Матушке моей его смерть казалась лишь недолгой разлукой. В своей непоколебимой верности ему она не шала ни страха, ни сомнения. Он ждет ее. Когда Господу будет угодно, они встретятся вновь. Стоит ли горевать? Без него дни тянулись медленно, но так и должно быть: домочадцы всегда немного скучают, когда глава семьи в отъезде. И больше ничего. Так матушка и будет о нем говорить — о его доброте, отзывчивости, о странностях и чудачествах, о которых мы любили вспоминать не со слезами, а с улыбкой, — не как об ушедшем из жизни, оставшемся в прошлом, а как о временно отсутствующем, встреча с которым еще предстоит.
Мы по-прежнему жили в старом доме, хотя разговоры о переезде велись постоянно: с каждым годом гигантское кирпичное чудовище подползало к нам все ближе и ближе, пожирая на своем пути все прекрасное. В его зловонной пасти исчезали сады и лужайки, деревья и деревенские домики, старинные особняки — живые свидетели истории, живописные изгороди, скрывающие от глаз окружающее уродство; чудовище пожирало все яркое, что еще оставалось в этой обреченной стране, добивая последние воспоминания о свете солнца. На нас наступал Ист-Энд, гетто бедноты, где уже не хватало места всем обездоленным, где жизнь с каждым годом становилась все кошмарней и безнадежней; к нам он тянул свои руки, и уже видны были бесконечные стены, за которыми в тесных каморках ютились отчаявшиеся дюди. Сюда на ночь загонял Лондон стада своих рабов. Часто, когда на город спускался туман и тоска сжимала сердце, мы говорили друг другу, что Лондон-то — город мертвых, а вот в пригородах, залитых светом ласкового солнца, жизнь бьет ключом, и мы отправлялись присматривать себе более подходящее жилье. Те живописные местечки, где мы намеревались поселиться, теперь слились с Лондоном, затерявшись в замысловатом лабиринте его узких улочек; но тогда все выглядело иначе. Хайгейт был крошечным городком, сюда до утопающего в зелени садов Халлоуэя ходил омнибус.
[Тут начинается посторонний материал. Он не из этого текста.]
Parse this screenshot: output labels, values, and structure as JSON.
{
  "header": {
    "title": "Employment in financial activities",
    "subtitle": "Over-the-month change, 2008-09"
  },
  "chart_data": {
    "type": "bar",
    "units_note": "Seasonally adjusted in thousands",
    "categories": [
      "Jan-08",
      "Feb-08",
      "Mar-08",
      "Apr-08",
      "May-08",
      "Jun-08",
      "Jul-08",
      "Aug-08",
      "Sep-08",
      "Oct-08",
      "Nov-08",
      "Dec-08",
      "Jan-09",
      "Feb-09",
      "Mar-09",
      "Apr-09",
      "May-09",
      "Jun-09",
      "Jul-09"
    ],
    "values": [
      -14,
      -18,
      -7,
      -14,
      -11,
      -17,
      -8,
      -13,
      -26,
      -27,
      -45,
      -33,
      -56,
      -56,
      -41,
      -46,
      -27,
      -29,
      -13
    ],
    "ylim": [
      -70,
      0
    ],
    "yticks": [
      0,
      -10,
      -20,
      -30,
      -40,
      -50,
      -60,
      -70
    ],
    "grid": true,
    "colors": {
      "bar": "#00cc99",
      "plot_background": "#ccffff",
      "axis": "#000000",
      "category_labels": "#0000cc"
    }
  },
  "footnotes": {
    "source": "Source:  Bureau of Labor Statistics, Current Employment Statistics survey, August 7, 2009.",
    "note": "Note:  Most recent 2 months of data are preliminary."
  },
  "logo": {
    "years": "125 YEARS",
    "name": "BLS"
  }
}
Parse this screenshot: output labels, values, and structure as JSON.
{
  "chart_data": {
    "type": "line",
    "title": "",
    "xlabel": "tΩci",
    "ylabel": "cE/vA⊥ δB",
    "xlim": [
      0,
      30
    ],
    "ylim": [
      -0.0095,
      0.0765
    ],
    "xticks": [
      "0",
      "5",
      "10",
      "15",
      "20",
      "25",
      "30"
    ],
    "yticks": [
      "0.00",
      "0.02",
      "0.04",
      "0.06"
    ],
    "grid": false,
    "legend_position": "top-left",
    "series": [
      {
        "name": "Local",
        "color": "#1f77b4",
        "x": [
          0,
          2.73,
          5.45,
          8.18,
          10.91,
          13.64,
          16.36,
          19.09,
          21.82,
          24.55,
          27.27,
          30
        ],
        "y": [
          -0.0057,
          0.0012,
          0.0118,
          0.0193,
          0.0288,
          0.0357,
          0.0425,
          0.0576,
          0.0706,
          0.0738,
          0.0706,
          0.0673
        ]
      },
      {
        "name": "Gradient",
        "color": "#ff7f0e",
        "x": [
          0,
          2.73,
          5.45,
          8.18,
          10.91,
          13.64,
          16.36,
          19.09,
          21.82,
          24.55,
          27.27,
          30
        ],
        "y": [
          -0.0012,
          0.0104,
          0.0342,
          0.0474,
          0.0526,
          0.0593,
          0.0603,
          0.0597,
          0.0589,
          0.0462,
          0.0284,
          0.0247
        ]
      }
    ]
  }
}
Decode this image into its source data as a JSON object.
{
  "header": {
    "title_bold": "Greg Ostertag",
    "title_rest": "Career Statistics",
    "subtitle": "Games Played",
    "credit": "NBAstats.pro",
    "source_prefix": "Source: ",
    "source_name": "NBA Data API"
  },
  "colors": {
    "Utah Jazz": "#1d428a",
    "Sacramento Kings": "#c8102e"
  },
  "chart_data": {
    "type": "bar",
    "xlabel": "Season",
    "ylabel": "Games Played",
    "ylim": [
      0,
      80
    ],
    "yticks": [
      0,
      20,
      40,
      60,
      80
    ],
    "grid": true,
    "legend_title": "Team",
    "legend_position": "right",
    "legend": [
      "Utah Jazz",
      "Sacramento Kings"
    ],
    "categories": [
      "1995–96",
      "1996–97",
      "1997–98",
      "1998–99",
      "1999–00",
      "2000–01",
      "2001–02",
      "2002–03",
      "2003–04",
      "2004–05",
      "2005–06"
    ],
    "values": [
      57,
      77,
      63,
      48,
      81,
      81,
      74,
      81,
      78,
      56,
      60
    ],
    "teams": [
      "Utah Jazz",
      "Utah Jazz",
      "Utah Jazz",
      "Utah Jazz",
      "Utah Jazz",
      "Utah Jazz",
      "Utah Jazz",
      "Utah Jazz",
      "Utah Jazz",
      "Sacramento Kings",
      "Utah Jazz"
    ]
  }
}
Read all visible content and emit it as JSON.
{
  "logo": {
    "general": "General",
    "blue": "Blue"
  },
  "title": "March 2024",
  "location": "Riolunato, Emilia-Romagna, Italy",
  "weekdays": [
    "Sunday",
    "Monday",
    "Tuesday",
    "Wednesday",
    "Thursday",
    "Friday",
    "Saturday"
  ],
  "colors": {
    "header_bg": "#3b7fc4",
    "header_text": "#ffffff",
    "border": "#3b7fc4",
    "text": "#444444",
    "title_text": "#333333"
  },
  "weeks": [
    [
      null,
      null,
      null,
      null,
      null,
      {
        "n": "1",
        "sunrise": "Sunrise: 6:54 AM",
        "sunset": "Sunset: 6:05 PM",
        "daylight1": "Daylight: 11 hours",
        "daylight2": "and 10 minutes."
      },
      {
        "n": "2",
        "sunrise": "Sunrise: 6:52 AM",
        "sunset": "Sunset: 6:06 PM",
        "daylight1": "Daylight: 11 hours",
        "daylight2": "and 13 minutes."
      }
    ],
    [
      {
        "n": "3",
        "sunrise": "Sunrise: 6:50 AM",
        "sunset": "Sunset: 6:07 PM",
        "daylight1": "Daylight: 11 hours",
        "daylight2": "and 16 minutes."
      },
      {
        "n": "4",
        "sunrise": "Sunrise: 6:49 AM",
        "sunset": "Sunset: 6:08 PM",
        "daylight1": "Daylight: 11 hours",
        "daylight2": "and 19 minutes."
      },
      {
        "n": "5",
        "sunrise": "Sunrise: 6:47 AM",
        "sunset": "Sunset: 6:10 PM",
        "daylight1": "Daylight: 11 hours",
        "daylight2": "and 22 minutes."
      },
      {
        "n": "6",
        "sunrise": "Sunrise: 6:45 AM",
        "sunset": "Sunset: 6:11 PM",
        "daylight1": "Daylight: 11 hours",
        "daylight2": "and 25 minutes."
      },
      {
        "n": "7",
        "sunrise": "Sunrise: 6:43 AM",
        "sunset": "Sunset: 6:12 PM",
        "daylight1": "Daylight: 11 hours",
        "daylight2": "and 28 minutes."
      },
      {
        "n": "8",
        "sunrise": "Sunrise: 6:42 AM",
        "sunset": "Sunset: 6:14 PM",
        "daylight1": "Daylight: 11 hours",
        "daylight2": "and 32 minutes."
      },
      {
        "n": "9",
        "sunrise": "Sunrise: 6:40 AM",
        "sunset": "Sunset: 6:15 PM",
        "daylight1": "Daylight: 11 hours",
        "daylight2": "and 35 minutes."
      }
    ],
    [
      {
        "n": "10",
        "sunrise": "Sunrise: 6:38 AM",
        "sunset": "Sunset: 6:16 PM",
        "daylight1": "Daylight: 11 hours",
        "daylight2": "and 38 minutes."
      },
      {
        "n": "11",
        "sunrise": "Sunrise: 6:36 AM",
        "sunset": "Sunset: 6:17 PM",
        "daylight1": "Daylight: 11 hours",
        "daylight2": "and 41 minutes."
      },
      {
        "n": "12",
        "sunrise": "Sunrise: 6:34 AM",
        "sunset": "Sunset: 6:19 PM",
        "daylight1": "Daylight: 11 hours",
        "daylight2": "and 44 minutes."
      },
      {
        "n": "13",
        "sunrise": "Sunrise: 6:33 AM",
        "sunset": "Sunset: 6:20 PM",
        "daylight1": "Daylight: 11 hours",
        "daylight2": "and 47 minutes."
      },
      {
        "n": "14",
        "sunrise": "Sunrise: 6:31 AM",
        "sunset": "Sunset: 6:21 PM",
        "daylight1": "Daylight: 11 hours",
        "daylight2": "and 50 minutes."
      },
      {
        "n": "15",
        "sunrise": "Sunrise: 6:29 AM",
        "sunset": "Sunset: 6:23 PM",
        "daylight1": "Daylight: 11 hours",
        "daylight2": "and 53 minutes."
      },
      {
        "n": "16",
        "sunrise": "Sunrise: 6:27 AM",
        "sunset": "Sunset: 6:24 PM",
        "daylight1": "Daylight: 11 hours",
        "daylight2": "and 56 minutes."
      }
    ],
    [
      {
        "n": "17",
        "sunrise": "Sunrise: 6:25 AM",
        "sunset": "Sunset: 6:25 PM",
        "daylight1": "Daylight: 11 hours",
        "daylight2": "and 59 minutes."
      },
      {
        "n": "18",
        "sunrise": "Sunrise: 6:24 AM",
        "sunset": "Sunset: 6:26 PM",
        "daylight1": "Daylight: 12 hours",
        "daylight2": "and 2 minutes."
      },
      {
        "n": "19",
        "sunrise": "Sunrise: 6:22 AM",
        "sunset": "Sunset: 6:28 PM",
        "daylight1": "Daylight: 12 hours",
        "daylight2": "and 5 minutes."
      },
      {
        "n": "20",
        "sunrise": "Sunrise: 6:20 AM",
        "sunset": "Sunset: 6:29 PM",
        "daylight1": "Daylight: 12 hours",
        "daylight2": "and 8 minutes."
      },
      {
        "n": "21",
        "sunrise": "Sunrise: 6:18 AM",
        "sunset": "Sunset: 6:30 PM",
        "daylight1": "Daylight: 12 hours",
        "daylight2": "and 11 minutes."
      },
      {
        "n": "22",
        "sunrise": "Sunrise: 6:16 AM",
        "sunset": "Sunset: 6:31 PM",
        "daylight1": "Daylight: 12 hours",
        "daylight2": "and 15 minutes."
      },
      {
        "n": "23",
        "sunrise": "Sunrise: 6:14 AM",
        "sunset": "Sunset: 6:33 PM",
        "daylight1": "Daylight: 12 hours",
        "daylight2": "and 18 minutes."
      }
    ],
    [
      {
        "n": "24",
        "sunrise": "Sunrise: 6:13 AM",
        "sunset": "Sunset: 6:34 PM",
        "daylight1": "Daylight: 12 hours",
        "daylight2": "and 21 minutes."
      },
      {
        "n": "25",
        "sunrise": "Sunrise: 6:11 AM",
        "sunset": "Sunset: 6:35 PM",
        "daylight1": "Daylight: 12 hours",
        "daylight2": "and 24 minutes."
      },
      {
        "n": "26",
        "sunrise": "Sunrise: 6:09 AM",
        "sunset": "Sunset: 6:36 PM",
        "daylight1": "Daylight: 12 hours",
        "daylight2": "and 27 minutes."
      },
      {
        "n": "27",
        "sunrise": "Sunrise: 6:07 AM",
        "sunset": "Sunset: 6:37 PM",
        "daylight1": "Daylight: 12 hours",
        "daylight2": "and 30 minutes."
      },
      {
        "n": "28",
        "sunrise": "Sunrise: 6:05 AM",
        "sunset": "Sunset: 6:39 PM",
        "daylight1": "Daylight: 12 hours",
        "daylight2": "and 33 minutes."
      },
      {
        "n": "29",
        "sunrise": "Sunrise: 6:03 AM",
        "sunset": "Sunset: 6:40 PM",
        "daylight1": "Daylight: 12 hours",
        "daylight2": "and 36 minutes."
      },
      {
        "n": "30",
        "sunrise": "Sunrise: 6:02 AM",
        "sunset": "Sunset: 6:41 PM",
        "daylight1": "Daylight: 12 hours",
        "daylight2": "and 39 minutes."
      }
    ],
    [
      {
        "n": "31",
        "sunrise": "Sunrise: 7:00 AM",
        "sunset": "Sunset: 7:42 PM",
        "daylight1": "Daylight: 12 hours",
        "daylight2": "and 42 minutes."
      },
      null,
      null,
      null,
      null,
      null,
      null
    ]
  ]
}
Хэмпстед, с его старинными домами красного кирпича, стоял прямо посреди вересковой пустоши, и ветер доносил до домов пряный запах цветущего кустарника; отсюда открывался изумительный вид; сначала шли поля и фермы, затем лес, а еще дальше, за вершинами деревьев высились купола и шпили лондонских соборов. Вокруг Вуд-грина простирались пастбища; в обед батраки собирались под тенистыми вязами, потягивали свой эль и вели разговоры о политике. Хорнси был обыкновенной деревней; по обочинам единственной улицы росла трава; ничего примечательного, кроме увитой плющом церквушки, там не было. И хотя нам частенько попадалось «именно то, что надо», и мы, тщательно взвесив все за и против, приходили к выводу, что лучшего места не сыскать, переезд все откладывался.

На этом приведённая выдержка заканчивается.